Tapi kelas mana yang tidak kenal kelas X IPS 2? Kelas terbersih di letingnya dan termasuk seluruh leting, leting biru atau nama kerennya Blue Nation.

Setelah pembagian rapor selesai, trio Aubree, Putri, dan Nisa memilih nongki cantik di Blepot, salah satu restoran burger favourite mereka. Tidak ada wifi disitu, tapi entah kenapa mereka bisa duduk sampai lima jam lamanya.

"Heran gue. Perasaan suka bandel, nyahut-nyahut guru kok bisa rangking gue 5 besar." Ujar Aubree membolak-balik rapornya, tidak menyangka masih di beri nilai bagus oleh para guru.

"Gue juga gak nyangka masuk sepuluh besar." Jawab Nisa.

"Kalian ngeledek gue ya." Putri menatap datar temannya.

"Lo rangking berapa Put?" Tanya Nisa.

"Dua puluh besar gue. Heran dah, gue duduk samping Rinrin kok jauh banget rangking kami." Putri ikut membuka rapornya.

"Lo kalo mau tetanggaan rangking sama Rinrin, harus sering berdebat sama guru. Biar di notice." Ujar Nisa sambil menepuk-nepuk bahu Putri.

"Walaupun nge bacot gak jelas, debat aja dulu itu guru. Biar pinter pinter gimana gitu nampaknya." Lanjut Nisa menjelaskan.

Aubree yang lagi minum tersedak, "Anjir lu Nis. Nistain tros gue."

"Hehehe. Tapi serius, itu nilai sosiologi lo berapa?"

"Gak ingat, gak mau tengok. Dendam Pak Jol sama gue, nilai gue cuma naik satu." Aubree memotong burger jumbonya.

"Kan udah di bilangin, yang bandel nilai nya cuma naik satu. Secara lo sering nyahut kalo bapak itu jelasin materi.
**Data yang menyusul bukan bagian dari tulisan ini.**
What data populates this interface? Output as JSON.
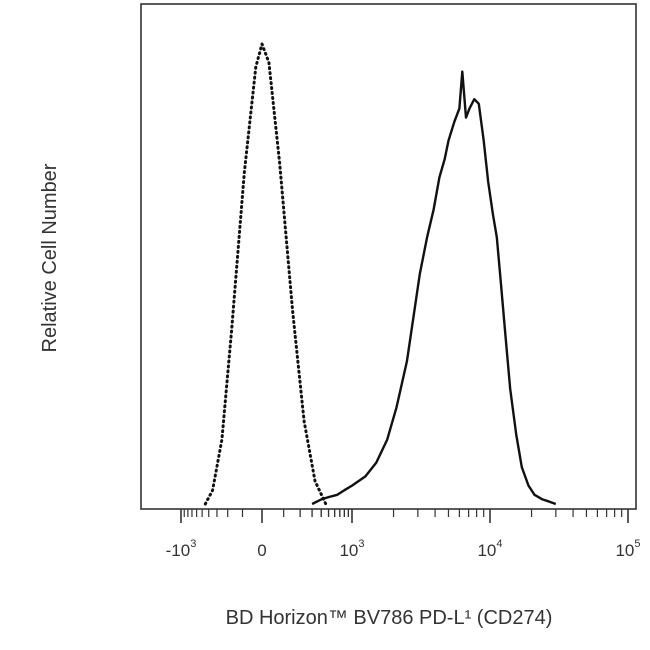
{
  "chart_data": {
    "type": "line",
    "xlabel": "BD Horizon™ BV786 PD-L¹ (CD274)",
    "ylabel": "Relative Cell Number",
    "x_scale": "biexponential",
    "xlim": [
      -2000,
      300000
    ],
    "ylim": [
      0,
      1
    ],
    "grid": false,
    "x_ticks": [
      {
        "value": -1000,
        "base": "-10",
        "exp": "3"
      },
      {
        "value": 0,
        "base": "0",
        "exp": ""
      },
      {
        "value": 1000,
        "base": "10",
        "exp": "3"
      },
      {
        "value": 10000,
        "base": "10",
        "exp": "4"
      },
      {
        "value": 100000,
        "base": "10",
        "exp": "5"
      }
    ],
    "series": [
      {
        "style": "dotted",
        "x": [
          -450,
          -350,
          -250,
          -170,
          -90,
          -30,
          0,
          30,
          80,
          150,
          230,
          330,
          460
        ],
        "y": [
          0.0,
          0.03,
          0.14,
          0.38,
          0.72,
          0.95,
          1.0,
          0.96,
          0.74,
          0.42,
          0.18,
          0.05,
          0.0
        ]
      },
      {
        "style": "solid",
        "x": [
          300,
          400,
          500,
          650,
          800,
          1000,
          1250,
          1500,
          1800,
          2100,
          2500,
          2800,
          3100,
          3500,
          3900,
          4300,
          4700,
          5000,
          5500,
          6000,
          6300,
          6700,
          7100,
          7700,
          8300,
          9000,
          9700,
          10500,
          11200,
          12000,
          13000,
          14000,
          15500,
          17000,
          19000,
          21000,
          24000,
          27000,
          30000
        ],
        "y": [
          0.0,
          0.01,
          0.015,
          0.02,
          0.03,
          0.04,
          0.06,
          0.09,
          0.14,
          0.21,
          0.31,
          0.41,
          0.5,
          0.58,
          0.64,
          0.71,
          0.75,
          0.79,
          0.83,
          0.86,
          0.94,
          0.84,
          0.86,
          0.88,
          0.87,
          0.79,
          0.7,
          0.63,
          0.58,
          0.48,
          0.36,
          0.25,
          0.15,
          0.08,
          0.04,
          0.02,
          0.01,
          0.005,
          0.0
        ]
      }
    ]
  }
}
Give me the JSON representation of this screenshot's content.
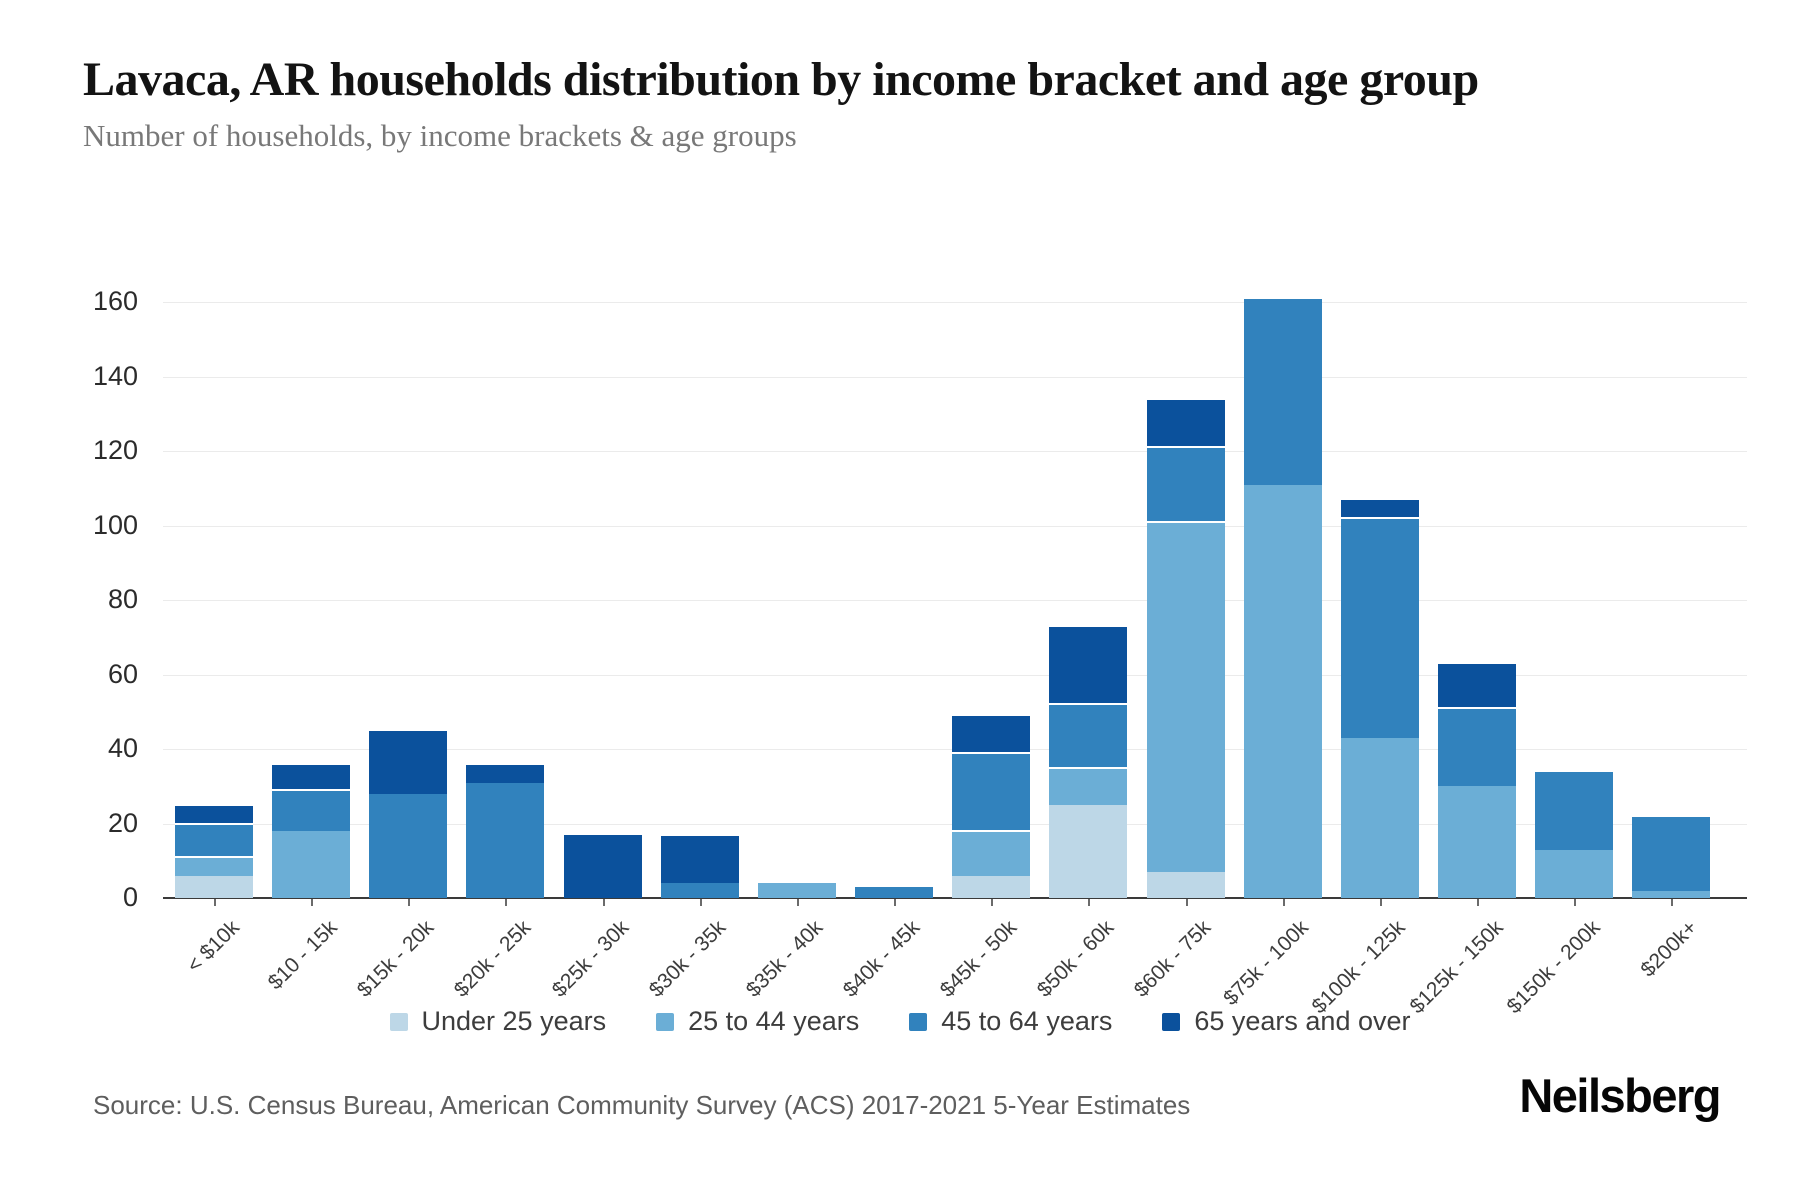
{
  "header": {
    "title": "Lavaca, AR households distribution by income bracket and age group",
    "subtitle": "Number of households, by income brackets & age groups"
  },
  "chart_data": {
    "type": "bar",
    "stacked": true,
    "title": "Lavaca, AR households distribution by income bracket and age group",
    "subtitle": "Number of households, by income brackets & age groups",
    "categories": [
      "< $10k",
      "$10 - 15k",
      "$15k - 20k",
      "$20k - 25k",
      "$25k - 30k",
      "$30k - 35k",
      "$35k - 40k",
      "$40k - 45k",
      "$45k - 50k",
      "$50k - 60k",
      "$60k - 75k",
      "$75k - 100k",
      "$100k - 125k",
      "$125k - 150k",
      "$150k - 200k",
      "$200k+"
    ],
    "series": [
      {
        "name": "Under 25 years",
        "color": "#bdd7e7",
        "values": [
          6,
          0,
          0,
          0,
          0,
          0,
          0,
          0,
          6,
          25,
          7,
          0,
          0,
          0,
          0,
          0
        ]
      },
      {
        "name": "25 to 44 years",
        "color": "#6baed6",
        "values": [
          5,
          18,
          0,
          0,
          0,
          0,
          4,
          0,
          12,
          10,
          94,
          111,
          43,
          30,
          13,
          2
        ]
      },
      {
        "name": "45 to 64 years",
        "color": "#3182bd",
        "values": [
          9,
          11,
          28,
          31,
          0,
          4,
          0,
          3,
          21,
          17,
          20,
          50,
          59,
          21,
          21,
          20
        ]
      },
      {
        "name": "65 years and over",
        "color": "#0b519c",
        "values": [
          5,
          7,
          17,
          5,
          17,
          13,
          0,
          0,
          10,
          21,
          13,
          0,
          5,
          12,
          0,
          0
        ]
      }
    ],
    "totals": [
      25,
      36,
      45,
      36,
      17,
      17,
      4,
      3,
      49,
      73,
      134,
      161,
      107,
      63,
      34,
      22
    ],
    "ylim": [
      0,
      160
    ],
    "yticks": [
      0,
      20,
      40,
      60,
      80,
      100,
      120,
      140,
      160
    ],
    "grid": "horizontal",
    "legend_position": "bottom"
  },
  "footer": {
    "source": "Source: U.S. Census Bureau, American Community Survey (ACS) 2017-2021 5-Year Estimates",
    "brand": "Neilsberg"
  }
}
Tapi sebenarnya sih bagus, lo itu ngeluarin pendapat juga, kaya aktif gitu." Ujar Nisa.

"Aktifnya kehitung, tapi pendapatnya gak kehitung karena isinya bacot." Lanjut Nisa.

"Kampret lo. Gue kira bakal di sanjung njir." Aubree melempar tisu bekas ke dua teman bangsul yang sedang menertawainya.

"Betewe, gue ingat dulu baru masuk SMA. Waktu MOS, disuruh senam tengkorak 1 kelas karena gak ada yang mau maju hafal visi misi sekolah." Ujar Aubree membuka kenangan memalukan tapi juga lucu.

"Ingat banget gue. Habis dihukum ciwi ciwi pada nangis. Lo doang yang senyam senyum." Sahut Nisa sambil melempar tisu bekas balik.

"Gue kaga tau kalian pada nangis, kalau tau gue juga gak bakal senyam senyum jadi orang gila sendiri." Aubree balas melempar tisu bekas.

"Terus waktu minta tanda tangan itu. Jahat banget dah, pada kabur kakel nya. Ngapain suruh kalo pada kabur. Dikira main petak umpet apa." Putri berdecak mengingat kejadian kejar-kajaran minta TTD dulu.

"Iya woy. Gue iri banget waktu tau hadiahnya sepatu. Gue kira cuma ciki sebiji." Jawab Aubree.

"Tapi endingnya semua dapat sepatu. Karena memang sekolah kasih." Ujar Nisa.